How to: Edit a Thesaurus File (Full-Text Search)

The thesaurus for a given language can be configured by editing its thesaurus file (an XML file). During setup, empty thesaurus files that contain only the <xml> container and a commented-out sample <thesaurus> element are installed. In order for full-text search queries that look for synonyms to work properly, you must create an actual <thesaurus> element that defines a set of synonyms. You can define two forms of synonyms, expansion sets and replacement sets. For information about the location and structure of a thesaurus file, see Thesaurus Configuration.

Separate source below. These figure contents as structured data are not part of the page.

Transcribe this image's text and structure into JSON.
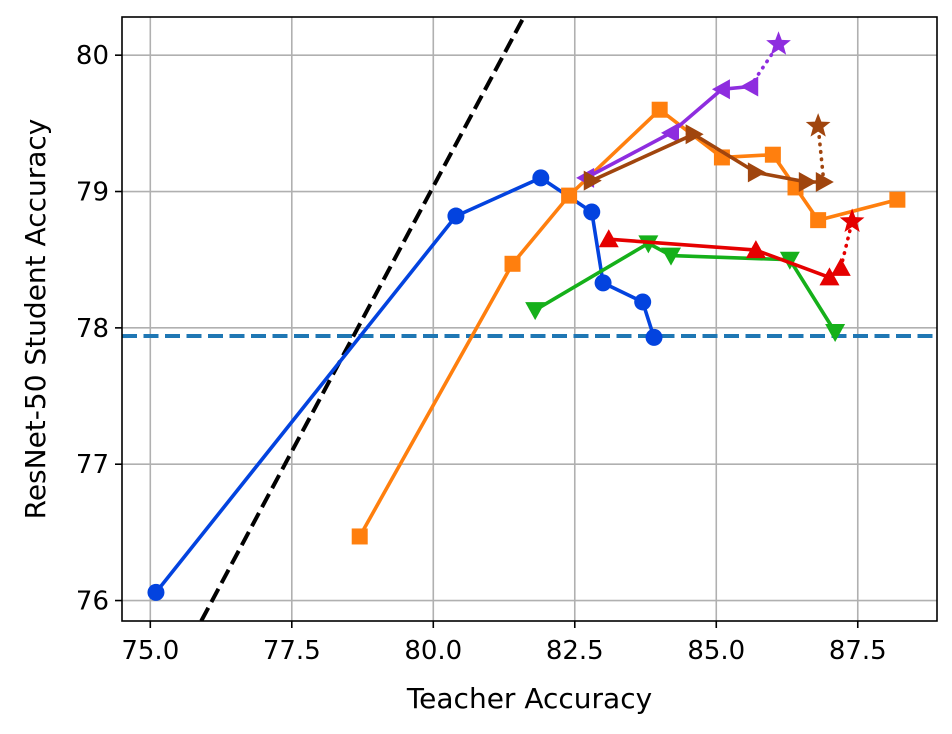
{
  "chart_data": {
    "type": "line",
    "xlabel": "Teacher Accuracy",
    "ylabel": "ResNet-50 Student Accuracy",
    "xlim": [
      74.5,
      88.9
    ],
    "ylim": [
      75.85,
      80.28
    ],
    "xticks": [
      75.0,
      77.5,
      80.0,
      82.5,
      85.0,
      87.5
    ],
    "xtick_labels": [
      "75.0",
      "77.5",
      "80.0",
      "82.5",
      "85.0",
      "87.5"
    ],
    "yticks": [
      76,
      77,
      78,
      79,
      80
    ],
    "ytick_labels": [
      "76",
      "77",
      "78",
      "79",
      "80"
    ],
    "grid": true,
    "reference_lines": [
      {
        "kind": "horizontal",
        "y": 77.94,
        "color": "#1f77b4",
        "style": "dashed"
      },
      {
        "kind": "diagonal",
        "points": [
          [
            75.9,
            75.85
          ],
          [
            81.6,
            80.28
          ]
        ],
        "color": "#000000",
        "style": "dashed"
      }
    ],
    "series": [
      {
        "color": "#0343df",
        "marker": "circle",
        "style": "solid",
        "x": [
          75.1,
          80.4,
          81.9,
          82.8,
          83.0,
          83.7,
          83.9
        ],
        "y": [
          76.06,
          78.82,
          79.1,
          78.85,
          78.33,
          78.19,
          77.93
        ]
      },
      {
        "color": "#ff7f0e",
        "marker": "square",
        "style": "solid",
        "x": [
          78.7,
          81.4,
          82.4,
          84.0,
          85.1,
          86.0,
          86.4,
          86.8,
          88.2
        ],
        "y": [
          76.47,
          78.47,
          78.97,
          79.6,
          79.25,
          79.27,
          79.03,
          78.79,
          78.94
        ]
      },
      {
        "color": "#15b01a",
        "marker": "triangle-down",
        "style": "solid",
        "x": [
          81.8,
          83.8,
          84.2,
          86.3,
          87.1
        ],
        "y": [
          78.13,
          78.62,
          78.53,
          78.5,
          77.97
        ]
      },
      {
        "color": "#e50000",
        "marker": "triangle-up",
        "style": "solid",
        "x": [
          83.1,
          85.7,
          87.0,
          87.2
        ],
        "y": [
          78.65,
          78.57,
          78.37,
          78.44
        ]
      },
      {
        "color": "#e50000",
        "marker": "star",
        "style": "dotted",
        "x": [
          87.2,
          87.4
        ],
        "y": [
          78.44,
          78.78
        ]
      },
      {
        "color": "#8e2ddf",
        "marker": "triangle-left",
        "style": "solid",
        "x": [
          82.7,
          84.2,
          85.1,
          85.6
        ],
        "y": [
          79.1,
          79.43,
          79.75,
          79.77
        ]
      },
      {
        "color": "#8e2ddf",
        "marker": "star",
        "style": "dotted",
        "x": [
          85.6,
          86.1
        ],
        "y": [
          79.77,
          80.08
        ]
      },
      {
        "color": "#a0450e",
        "marker": "triangle-right",
        "style": "solid",
        "x": [
          82.8,
          84.6,
          85.7,
          86.6,
          86.9
        ],
        "y": [
          79.08,
          79.42,
          79.14,
          79.07,
          79.07
        ]
      },
      {
        "color": "#a0450e",
        "marker": "star",
        "style": "dotted",
        "x": [
          86.9,
          86.8
        ],
        "y": [
          79.07,
          79.48
        ]
      }
    ]
  }
}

Restrictions for thesaurus files

The following restrictions apply to editing a thesaurus file:

  • Only system administrators can update, modify, or delete thesaurus files.

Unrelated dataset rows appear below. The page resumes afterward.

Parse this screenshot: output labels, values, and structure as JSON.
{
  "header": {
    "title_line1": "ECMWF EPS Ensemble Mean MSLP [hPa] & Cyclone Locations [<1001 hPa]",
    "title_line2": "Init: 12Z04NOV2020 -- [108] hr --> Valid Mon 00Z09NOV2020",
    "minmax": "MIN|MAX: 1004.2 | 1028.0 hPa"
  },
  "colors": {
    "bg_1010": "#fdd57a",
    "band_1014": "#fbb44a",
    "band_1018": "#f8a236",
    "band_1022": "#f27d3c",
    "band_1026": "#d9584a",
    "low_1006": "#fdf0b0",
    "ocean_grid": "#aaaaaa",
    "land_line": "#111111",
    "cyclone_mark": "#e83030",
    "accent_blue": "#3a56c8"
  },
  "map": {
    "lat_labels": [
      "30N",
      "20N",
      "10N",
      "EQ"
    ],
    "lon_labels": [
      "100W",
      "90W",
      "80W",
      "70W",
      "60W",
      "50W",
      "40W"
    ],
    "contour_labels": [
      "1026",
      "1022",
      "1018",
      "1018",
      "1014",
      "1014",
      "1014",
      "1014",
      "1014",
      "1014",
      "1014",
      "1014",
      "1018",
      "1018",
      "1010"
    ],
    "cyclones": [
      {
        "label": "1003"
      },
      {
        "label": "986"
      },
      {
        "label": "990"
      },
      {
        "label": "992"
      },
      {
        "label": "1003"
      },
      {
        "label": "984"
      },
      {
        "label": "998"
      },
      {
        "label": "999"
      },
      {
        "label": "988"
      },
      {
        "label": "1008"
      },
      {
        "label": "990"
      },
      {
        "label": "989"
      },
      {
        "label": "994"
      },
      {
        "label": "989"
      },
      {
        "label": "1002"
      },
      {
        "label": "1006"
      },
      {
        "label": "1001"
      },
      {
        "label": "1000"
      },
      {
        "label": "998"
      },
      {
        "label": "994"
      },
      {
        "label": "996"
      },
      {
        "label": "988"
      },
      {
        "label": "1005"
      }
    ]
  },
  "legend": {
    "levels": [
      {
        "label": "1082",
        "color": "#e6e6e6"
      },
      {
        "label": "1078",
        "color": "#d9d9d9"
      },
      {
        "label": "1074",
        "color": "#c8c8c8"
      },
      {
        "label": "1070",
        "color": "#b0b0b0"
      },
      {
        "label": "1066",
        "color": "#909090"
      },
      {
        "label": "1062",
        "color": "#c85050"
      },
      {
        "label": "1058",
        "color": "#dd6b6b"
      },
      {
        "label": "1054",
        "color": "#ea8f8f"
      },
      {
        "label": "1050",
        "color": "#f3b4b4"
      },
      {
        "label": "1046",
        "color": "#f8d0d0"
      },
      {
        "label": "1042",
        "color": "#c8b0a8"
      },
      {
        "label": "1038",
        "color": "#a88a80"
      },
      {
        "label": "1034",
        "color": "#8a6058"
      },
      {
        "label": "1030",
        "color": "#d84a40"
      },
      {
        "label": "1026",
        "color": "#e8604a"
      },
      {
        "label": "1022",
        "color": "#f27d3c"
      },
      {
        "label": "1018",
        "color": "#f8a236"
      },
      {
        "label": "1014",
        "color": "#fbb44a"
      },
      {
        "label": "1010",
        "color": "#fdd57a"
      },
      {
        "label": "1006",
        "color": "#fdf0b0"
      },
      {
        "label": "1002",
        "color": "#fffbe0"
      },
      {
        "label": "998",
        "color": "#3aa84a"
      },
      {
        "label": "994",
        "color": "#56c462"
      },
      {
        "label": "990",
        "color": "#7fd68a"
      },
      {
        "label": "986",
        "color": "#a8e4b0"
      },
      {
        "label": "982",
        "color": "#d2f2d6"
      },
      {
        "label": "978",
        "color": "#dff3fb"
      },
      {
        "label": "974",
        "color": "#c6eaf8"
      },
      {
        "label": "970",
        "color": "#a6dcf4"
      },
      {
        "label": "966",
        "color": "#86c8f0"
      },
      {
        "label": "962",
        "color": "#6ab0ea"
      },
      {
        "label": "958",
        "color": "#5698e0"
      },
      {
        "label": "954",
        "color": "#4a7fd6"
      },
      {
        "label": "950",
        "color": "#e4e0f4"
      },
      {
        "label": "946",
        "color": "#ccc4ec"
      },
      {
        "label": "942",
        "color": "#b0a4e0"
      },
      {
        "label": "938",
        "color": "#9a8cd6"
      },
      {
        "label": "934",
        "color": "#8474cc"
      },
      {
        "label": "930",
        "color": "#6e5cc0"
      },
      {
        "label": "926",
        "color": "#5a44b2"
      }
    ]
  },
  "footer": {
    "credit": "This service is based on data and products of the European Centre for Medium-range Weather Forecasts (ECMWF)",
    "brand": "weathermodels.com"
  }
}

  • When editing thesaurus files using text editor tools, the files must be saved in Unicode format, and Byte Order Marks must be specified.

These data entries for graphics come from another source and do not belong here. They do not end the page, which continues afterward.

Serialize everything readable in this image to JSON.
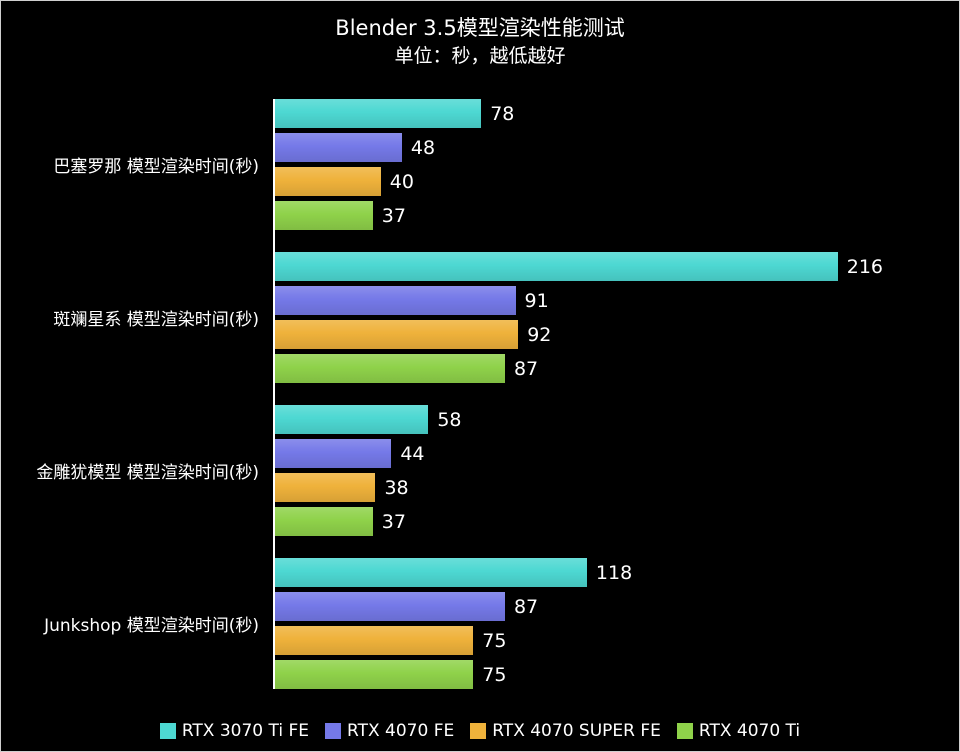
{
  "chart_data": {
    "type": "bar",
    "orientation": "horizontal",
    "title": "Blender 3.5模型渲染性能测试",
    "subtitle": "单位：秒，越低越好",
    "categories": [
      "巴塞罗那 模型渲染时间(秒)",
      "斑斓星系 模型渲染时间(秒)",
      "金雕犹模型 模型渲染时间(秒)",
      "Junkshop 模型渲染时间(秒)"
    ],
    "series": [
      {
        "name": "RTX 3070 Ti FE",
        "color": "#4dd8d2",
        "values": [
          78,
          216,
          58,
          118
        ]
      },
      {
        "name": "RTX 4070 FE",
        "color": "#7579e8",
        "values": [
          48,
          91,
          44,
          87
        ]
      },
      {
        "name": "RTX 4070 SUPER FE",
        "color": "#efb23b",
        "values": [
          40,
          92,
          38,
          75
        ]
      },
      {
        "name": "RTX 4070 Ti",
        "color": "#8fd24a",
        "values": [
          37,
          87,
          37,
          75
        ]
      }
    ],
    "xlim": [
      0,
      230
    ],
    "grid": false,
    "value_labels": true,
    "legend_position": "bottom",
    "background": "#000000",
    "text_color": "#ffffff",
    "axis_color": "#ffffff"
  }
}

  • Thesaurus entries cannot be empty or word break to an empty string.

  • Phrases in the thesaurus file must be no longer than 512 characters.

  • A thesaurus must not contain any duplicate entries among the <sub> entries of expansion sets and the <pat> elements of replacement sets.

Recommendations for thesaurus files

We recommend that entries in the thesaurus file contain no special characters. This is because word breakers have subtle behaviors with respect to special characters. If a thesaurus entry contains any special characters, word breakers used in combination with that entry can have subtle behavioral implications for a full-text query.

We recommend that <sub> entries contain no stopwords since stopwords are omitted from the full-text index. Queries are expanded to include the <sub> entries from a thesaurus file, and if a <sub> entry contains stopwords, query size increases unnecessarily.

To edit a thesaurus file

  1. Open the thesaurus file in Notepad.

  2. If you are editing the thesaurus file for the first time, remove the following comment lines at the beginning and end of the file, respectively:

    <!--Commented out
    -->
    
  3. Add, modify, or delete a replacement set, or expansion set. For more information, see Thesaurus Configuration.

  4. Save the file and close Notepad.

  5. Use sp_fulltext_load_thesaurus_file to load the content of the thesaurus file into tempdb, specifying the local identifier (LCID) that corresponds to the language of the thesaurus file. For example, for the English thesaurus file, tsenu.xml, the corresponding LCID is 1033.

    USE AdventureWorks2008R2 ;
    EXEC sys.sp_fulltext_load_thesaurus_file 1033;
    GO